Le dialogue entre ces deux personnages, qui ne se sont jamais rencontrés en réalité, est entretenu par le truchement d’un troisième : Coretta Scott King, la femme de Martin Luther King. Coretta est celle qui, comme ce fut le cas de son entretien avec Malcom X juste avant la mort de celui-ci, gère pour Martin Luther King le conflit entre violence et non-violence. Elle était chanteuse de son état, notamment chanteuse de gospel.

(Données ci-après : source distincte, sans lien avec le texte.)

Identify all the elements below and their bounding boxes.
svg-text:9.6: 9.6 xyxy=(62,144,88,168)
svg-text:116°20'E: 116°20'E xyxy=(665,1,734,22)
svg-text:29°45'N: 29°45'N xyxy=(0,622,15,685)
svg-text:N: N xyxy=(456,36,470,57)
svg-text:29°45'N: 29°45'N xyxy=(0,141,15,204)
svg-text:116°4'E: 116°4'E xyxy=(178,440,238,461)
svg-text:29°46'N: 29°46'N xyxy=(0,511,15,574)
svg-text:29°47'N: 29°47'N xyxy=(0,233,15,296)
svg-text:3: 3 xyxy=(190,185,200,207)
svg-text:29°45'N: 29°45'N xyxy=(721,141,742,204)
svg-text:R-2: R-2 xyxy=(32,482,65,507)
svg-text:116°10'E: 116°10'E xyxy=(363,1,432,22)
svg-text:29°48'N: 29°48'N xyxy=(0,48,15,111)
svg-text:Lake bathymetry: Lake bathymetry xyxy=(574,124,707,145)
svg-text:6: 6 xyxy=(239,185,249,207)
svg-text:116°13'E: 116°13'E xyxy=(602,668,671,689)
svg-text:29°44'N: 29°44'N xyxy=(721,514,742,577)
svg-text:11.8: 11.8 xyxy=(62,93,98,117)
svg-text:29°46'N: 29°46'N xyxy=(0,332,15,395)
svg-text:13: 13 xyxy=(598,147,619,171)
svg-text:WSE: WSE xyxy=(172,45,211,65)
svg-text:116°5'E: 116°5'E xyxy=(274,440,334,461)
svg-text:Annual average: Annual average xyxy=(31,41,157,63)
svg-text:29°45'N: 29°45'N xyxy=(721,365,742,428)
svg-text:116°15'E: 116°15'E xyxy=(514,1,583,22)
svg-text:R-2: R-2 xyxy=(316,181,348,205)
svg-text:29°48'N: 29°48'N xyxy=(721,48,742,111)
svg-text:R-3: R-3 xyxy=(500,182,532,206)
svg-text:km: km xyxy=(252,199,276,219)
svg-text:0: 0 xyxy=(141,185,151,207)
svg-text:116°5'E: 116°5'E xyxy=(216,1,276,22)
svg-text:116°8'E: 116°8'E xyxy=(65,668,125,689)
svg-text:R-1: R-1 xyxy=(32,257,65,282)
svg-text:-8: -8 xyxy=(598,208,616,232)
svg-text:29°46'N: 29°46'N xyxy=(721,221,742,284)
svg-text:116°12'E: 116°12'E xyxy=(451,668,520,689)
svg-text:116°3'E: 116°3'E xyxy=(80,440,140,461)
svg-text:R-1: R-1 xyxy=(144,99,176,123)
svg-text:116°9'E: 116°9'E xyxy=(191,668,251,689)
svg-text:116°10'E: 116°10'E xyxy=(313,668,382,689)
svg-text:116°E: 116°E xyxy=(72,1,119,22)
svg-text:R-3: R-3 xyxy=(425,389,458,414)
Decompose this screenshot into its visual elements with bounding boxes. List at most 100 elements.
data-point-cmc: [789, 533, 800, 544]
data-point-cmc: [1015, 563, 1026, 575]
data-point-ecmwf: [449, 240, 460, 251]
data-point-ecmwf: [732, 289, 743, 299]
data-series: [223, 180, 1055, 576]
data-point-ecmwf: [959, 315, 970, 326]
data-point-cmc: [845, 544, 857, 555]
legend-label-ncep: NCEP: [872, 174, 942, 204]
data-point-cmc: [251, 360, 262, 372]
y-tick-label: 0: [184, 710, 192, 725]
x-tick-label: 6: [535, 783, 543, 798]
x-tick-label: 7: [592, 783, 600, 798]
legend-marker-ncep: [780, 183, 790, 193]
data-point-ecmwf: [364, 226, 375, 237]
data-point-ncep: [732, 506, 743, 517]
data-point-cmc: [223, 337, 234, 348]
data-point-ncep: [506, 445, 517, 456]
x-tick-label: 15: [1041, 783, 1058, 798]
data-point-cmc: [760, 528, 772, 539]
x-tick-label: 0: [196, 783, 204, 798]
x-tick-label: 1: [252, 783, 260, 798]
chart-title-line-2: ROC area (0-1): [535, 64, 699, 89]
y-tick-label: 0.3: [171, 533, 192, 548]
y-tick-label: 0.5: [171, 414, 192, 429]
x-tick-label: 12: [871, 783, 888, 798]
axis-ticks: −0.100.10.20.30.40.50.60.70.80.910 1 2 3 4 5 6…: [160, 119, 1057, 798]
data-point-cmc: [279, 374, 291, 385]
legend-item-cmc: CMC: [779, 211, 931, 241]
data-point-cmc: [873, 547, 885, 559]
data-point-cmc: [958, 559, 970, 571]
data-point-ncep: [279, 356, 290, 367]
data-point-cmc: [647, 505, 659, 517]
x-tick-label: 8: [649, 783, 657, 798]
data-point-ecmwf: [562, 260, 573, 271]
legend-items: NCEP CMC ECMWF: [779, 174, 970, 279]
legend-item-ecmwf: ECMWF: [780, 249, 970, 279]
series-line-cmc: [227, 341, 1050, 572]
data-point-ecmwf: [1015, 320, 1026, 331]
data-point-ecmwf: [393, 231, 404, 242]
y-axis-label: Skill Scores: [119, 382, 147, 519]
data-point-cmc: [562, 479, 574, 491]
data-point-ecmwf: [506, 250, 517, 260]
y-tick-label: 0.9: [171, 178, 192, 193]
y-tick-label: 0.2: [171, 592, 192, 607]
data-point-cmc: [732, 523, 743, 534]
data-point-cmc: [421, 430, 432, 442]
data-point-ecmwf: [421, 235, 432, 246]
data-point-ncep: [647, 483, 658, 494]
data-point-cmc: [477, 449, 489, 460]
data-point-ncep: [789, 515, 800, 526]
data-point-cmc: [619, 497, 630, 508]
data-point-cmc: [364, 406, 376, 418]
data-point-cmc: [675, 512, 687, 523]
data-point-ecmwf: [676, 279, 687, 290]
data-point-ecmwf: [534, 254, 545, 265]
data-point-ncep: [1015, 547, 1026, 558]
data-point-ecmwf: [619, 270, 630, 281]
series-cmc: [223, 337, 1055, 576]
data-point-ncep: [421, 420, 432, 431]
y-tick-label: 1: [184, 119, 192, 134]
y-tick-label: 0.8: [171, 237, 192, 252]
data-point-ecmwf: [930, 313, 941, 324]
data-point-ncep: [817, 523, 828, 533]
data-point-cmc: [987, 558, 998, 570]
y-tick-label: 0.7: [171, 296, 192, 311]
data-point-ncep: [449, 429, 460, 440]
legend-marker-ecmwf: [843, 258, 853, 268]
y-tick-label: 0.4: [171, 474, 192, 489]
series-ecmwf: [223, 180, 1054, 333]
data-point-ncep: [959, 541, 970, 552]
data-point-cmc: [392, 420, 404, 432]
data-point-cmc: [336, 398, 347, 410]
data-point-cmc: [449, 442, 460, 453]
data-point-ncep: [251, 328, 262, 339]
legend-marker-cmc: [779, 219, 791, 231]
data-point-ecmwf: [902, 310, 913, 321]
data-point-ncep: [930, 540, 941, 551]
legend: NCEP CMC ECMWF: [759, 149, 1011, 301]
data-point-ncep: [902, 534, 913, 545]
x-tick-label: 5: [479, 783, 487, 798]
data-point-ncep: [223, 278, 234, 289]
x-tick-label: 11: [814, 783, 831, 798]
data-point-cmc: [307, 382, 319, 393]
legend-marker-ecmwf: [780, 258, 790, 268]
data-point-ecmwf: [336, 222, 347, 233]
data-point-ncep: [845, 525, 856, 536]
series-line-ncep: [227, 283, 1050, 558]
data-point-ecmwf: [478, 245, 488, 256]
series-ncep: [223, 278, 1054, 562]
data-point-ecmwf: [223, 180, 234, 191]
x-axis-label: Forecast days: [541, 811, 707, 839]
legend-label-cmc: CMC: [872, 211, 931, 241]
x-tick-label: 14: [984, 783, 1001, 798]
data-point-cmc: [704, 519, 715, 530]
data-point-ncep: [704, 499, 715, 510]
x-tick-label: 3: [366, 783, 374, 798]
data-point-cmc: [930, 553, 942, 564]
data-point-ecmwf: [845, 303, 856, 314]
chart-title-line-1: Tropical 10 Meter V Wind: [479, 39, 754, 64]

Il fut tué au moment même où penché au balcon de la chambre 306 du Lorraine motel, il demandait à un saxophoniste qui passait par là de jouer à son meeting prévu ce soir même du 4 avril 1968, son air de gospel favori : Precious Lord, Take my hand.

Texte & mise en scène : Alain FOIX ; interprètes : Mariann MATHEUS (Coretta Scott King) et ASSANE TIMBO (Martin Luther King et Mummia Abu-Jamal) ; Production : Quai des Arts ; Co-production : Ville de Bobigny

• Calendrier: Entre le 10 et le 24 octobre

Le 10 Chez Henri à St Louis de Marie Galante, le 11 à Beauport /Pays de la Canne (Port Louis), le 12 au Ciné Théatre du Lamentin, le 15 à la salle Robert Loyson du Moule, les17 &18 au CMAC (Fort de France/ Martinique),le 19 à la salle Beauperthuy de Sainte-Rose, le 21 à l’établissement pénitentiaire de Baie Mahault, le 22 au Centre Culturel de Sonis (Abymes), le 23 sur le Campus universitaire de Fouillole (PAP), le 24 sur le Campus universitaire de St Claude.